Hi Steve,

Thank you for your answer, much appreciated.

Reading the code seems that:
I have to admit I have not tested (read: debug) it and might not be completely accurate  (checkpointing is not the highest priority), however I have the feeling I can not provide those properties via code because a new configuration gets instantiated/read from system properties and whatever I set to the current running context is ignored (or at least this happens in python).

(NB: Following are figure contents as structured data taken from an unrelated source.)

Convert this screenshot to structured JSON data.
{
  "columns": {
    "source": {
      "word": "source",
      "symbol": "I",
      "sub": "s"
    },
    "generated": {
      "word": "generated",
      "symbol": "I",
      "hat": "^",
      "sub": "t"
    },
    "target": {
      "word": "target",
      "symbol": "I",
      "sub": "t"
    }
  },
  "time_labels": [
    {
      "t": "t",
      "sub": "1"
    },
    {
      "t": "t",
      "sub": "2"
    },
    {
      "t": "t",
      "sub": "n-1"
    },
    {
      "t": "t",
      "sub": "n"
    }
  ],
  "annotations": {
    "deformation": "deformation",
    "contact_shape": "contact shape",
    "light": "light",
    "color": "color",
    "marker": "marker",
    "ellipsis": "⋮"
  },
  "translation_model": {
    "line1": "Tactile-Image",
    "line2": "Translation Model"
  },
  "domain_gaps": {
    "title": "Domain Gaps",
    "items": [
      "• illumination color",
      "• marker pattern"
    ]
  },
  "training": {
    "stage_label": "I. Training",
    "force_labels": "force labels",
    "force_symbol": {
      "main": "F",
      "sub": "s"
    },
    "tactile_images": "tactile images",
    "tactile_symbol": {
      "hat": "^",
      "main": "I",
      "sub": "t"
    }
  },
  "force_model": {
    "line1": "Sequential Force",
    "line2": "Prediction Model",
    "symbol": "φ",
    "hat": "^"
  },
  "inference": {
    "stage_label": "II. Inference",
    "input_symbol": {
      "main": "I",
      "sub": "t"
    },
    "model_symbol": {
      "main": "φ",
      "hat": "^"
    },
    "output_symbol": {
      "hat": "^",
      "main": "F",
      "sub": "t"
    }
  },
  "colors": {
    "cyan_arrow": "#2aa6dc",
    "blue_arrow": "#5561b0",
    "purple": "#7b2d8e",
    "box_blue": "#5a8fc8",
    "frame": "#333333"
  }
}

What do you (or any in the list) think?

Thanks,



On Wed, Aug 2, 2017 at 6:04 PM, Steve Loughran <stevel@hortonworks.com> wrote:

On 2 Aug 2017, at 10:34, Riccardo Ferrari <ferrarir@gmail.com> wrote:

Hi list!

I am working on a pyspark streaming job (ver 2.2.0) and I need to enable checkpointing. At high level my python script goes like this:

class StreamingJob():

def __init__(..):
...
   sparkContext._jsc.hadoopConfiguration().set('fs.s3a.access.key',....)
   sparkContext._jsc.hadoopConfiguration().set('fs.s3a.secret.key',....)

def doJob(self):
   ssc = StreamingContext.getOrCreate('<S3-location>', <function to create ssc>)

and I run it:

myJob = StreamingJob(...)
myJob.doJob()

The problem is that StreamingContext.getOrCreate is not able to have access to hadoop configuration configured in the constructor and fails to load from checkpoint with

"com.amazonaws.AmazonClientException: Unable to load AWS credentials from any provider in the chain"

If I export AWS credentials to the system ENV before starting the script it works!



Spark magically copies the env vars over for you when you launch a job

I see the Scala version has an option to provide the hadoop configuration that is not available in python

I don't have the whole Hadoop, just Spark, so I don't really want to configure hadoop's xmls and such



when you set up the context, as in spark-defaults.conf

spark.hadoop.fs.s3a.access.key=access key
spark.hadoop.fs.s3a.secret.key=secret key

Reminder: Do keep your secret key a secret, avoid checking it in to any form of revision control.